Drei Hebel sind jetzt wichtig:

  1. Integrierte Infrastrukturplanung
    Der erste Schritt ist eine integrierte Infrastrukturplanung. Rechenzentren entstehen nicht isoliert. Sie brauchen Stromnetze, Flächen, Bauleitplanung, Konnektivität und Fachkräfte. Heute werden diese Fragen zu oft getrennt behandelt. Der globale Wettbewerb entscheidet aber parallel. Ob ein Standort geeignet ist, hängt heute primär davon ab, welche elektrische Anschlussleistung zeitnah verfügbar ist, welche Genehmigungen nötig sind und wie eng Kommunen, Netzbetreiber und Betreiber zusammenarbeiten.
  2. Planbare Netzanschlüsse
    Zweitens muss der Netzanschluss planbarer werden. Es ist richtig, knappe Kapazitäten nicht einfach nach dem Prinzip „Wer zuerst kommt, mahlt zuerst“ zu vergeben. Realisierungsreife muss zählen. Gleichzeitig darf daraus kein „Henne-Ei-Problem“ entstehen: Investoren brauchen eine belastbare Anschlusszusage, um Finanzierung und Fläche final zu sichern. Eine Anschlusszusage setzt aber oft genau diese Punkte voraus. Eine frühe, bedingte Reservierung kann beide Seiten absichern: verbindlich genug für Investoren, aber an klare Meilensteine geknüpft. Das ersetzt den Netzausbau jedoch nicht. Deutschland muss seine Netze schneller ausbauen.
  3. Verlässliche und europäisch anschluss­fähige Regulierung
    Drittens braucht Regulierung Verlässlichkeit und europäische Anschlussfähigkeit. Effizienz, erneuerbare Energien und Abwärmenutzung sind richtige Ziele. Daran hat die Branche selbst ein Interesse. Regeln müssen jedoch in der Praxis funktionieren und zu europäischen Standards passen. Nationale Sonderwege erhöhen den Aufwand, ohne automatisch mehr Nachhaltigkeit zu schaffen. Sie können im Gegenteil dazu führen, dass Kapazität außerhalb Deutschlands entsteht.

Abwärme und Akzeptanz vor Ort: Rechenzentren als Teil der lokalen Infra­struktur

Ein gutes Beispiel ist Abwärme. Das Potenzial ist real. Die Umsetzung ist häufig sehr langwierig. Wo Standort, Wärmenetz und Abnehmer zusammenpassen, kann die Abwärme von Rechenzentren einen Beitrag zur lokalen Wärmewende leisten. Aber Wärme lässt sich nicht per Gesetz nutzbar machen. Wärme wird erst nutzbar, wenn vor Ort ein Abnehmer existiert, sich die Investition trägt und alle früh genug mit-
einander planen.

Das gilt auch für die Akzeptanz vor Ort. Rechenzentren müssen gute Nachbarn sein. Anliegen von Bürgerinnen und Bürgern, Kommunen und der lokalen Wirtschaft sind ernst zu nehmen. Wer eine schnellere Umsetzung digitaler Infrastruktur ermöglichen will, muss aufzeigen, welchen Nutzen sie vor Ort bringt: Einnahmen für die Gemeinde, Perspektiven für die Wärmewende und Verlässlichkeit im Dialog.
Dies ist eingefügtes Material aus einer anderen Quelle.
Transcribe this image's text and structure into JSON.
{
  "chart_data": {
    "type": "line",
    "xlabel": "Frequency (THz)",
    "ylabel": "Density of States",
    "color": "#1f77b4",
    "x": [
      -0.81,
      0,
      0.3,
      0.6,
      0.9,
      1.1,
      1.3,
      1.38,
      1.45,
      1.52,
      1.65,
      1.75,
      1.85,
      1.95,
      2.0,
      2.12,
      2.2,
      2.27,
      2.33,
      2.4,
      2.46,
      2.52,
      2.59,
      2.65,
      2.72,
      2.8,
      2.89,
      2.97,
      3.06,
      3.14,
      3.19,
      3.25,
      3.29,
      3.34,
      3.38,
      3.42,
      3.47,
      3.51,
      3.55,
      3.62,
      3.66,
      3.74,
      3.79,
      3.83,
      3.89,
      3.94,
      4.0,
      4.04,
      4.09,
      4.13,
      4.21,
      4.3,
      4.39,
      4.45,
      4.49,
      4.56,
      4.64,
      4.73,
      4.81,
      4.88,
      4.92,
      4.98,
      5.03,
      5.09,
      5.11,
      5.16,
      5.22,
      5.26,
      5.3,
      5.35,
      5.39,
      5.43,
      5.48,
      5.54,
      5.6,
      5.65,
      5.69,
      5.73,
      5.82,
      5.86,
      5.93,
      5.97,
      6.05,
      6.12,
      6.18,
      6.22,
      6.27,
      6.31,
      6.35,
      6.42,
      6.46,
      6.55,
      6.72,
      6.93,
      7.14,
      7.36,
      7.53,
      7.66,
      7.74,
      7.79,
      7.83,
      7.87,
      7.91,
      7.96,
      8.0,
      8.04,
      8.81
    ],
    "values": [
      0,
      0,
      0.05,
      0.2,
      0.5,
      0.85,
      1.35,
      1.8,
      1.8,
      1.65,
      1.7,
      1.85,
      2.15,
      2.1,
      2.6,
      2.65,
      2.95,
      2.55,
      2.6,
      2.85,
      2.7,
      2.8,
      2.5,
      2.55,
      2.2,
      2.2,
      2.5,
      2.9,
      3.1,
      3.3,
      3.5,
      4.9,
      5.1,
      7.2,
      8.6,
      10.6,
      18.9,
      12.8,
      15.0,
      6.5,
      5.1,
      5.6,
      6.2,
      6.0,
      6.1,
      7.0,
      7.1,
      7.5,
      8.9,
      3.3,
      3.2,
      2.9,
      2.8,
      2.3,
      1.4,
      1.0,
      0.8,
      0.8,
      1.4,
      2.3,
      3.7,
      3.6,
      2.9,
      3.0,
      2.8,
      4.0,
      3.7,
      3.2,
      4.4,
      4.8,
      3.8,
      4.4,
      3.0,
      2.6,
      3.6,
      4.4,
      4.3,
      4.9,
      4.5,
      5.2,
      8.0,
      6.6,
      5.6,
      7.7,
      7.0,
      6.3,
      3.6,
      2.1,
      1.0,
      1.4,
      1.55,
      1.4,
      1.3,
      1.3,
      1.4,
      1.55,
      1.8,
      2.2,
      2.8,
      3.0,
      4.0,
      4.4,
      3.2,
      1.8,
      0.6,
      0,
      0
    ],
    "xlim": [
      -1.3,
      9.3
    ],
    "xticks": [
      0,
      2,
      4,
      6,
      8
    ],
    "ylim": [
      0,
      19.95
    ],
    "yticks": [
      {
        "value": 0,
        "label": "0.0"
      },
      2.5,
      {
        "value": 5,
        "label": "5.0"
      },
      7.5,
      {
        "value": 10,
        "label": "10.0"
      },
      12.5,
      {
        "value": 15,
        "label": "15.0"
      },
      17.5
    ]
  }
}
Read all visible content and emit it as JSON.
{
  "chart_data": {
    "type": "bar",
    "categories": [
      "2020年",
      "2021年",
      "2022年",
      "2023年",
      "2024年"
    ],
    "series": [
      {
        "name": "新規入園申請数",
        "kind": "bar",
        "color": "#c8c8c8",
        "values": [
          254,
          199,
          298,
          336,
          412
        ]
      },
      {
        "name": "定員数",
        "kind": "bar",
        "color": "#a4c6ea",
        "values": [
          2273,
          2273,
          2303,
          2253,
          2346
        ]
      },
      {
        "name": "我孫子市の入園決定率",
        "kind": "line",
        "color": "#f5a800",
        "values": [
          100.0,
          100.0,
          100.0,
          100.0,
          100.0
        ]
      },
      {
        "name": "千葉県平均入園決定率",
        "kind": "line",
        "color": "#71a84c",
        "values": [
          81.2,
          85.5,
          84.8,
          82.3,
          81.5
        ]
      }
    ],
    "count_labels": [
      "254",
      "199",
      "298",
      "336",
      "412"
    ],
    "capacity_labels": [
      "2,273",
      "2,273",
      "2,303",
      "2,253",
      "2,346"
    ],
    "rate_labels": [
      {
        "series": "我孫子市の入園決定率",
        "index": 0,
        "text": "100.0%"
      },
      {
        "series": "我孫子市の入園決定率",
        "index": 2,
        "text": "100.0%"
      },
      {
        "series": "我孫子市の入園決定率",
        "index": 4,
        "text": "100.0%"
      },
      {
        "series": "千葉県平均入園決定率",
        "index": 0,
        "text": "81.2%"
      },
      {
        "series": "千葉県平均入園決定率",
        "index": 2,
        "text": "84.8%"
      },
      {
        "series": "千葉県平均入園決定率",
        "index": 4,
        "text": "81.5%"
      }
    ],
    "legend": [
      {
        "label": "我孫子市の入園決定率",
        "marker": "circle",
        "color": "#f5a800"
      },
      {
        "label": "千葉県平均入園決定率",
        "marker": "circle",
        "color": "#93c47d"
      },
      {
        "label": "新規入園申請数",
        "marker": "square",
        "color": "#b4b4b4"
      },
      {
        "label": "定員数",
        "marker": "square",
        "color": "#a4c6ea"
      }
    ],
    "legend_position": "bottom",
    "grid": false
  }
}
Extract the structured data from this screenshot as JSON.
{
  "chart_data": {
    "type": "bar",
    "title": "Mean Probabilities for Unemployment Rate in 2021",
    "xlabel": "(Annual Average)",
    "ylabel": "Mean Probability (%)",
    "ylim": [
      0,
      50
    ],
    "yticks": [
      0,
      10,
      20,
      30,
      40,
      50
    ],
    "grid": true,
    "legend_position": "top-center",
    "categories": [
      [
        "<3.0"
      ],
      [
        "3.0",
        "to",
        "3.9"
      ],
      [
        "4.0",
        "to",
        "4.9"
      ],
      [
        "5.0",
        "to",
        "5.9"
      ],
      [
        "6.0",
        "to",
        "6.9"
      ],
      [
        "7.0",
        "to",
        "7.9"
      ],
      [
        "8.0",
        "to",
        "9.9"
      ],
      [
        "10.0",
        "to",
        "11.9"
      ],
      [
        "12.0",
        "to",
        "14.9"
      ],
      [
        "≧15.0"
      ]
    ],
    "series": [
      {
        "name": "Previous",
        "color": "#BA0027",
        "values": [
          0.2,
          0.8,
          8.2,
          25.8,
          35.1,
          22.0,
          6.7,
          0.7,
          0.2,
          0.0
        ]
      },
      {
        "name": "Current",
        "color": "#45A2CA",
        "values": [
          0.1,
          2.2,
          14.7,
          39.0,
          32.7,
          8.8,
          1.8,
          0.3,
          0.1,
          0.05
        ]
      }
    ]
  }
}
Fazit: Kapazität entsteht durch Umsetzung

Noch ist es nicht zu spät für Deutschland. Aber: Strategien allein schaffen noch keine Kapazität. Am Ende zählen angeschlossene Megawatt, genehmigte Standorte, verlässliche Zeitpläne und Rechenzentren, in denen die Server tatsächlich laufen.

Als Stimme der Rechenzentrumsbranche bringt die GDA die Beteiligten dafür an einen Tisch: Politik, Netzbetreiber, Kommunen und Betreiber. Die Frage ist deshalb nicht, ob Deutschland neue Rechenzentren braucht. Die Frage ist, ob wir sie rechtzeitig ermöglichen. Wer KI, digitale Souveränität und neues Wachstum möchte, muss Rechenleistung als das betrachten, was sie ist: eine Schlüsselressource der kommenden Wirtschaftsordnung.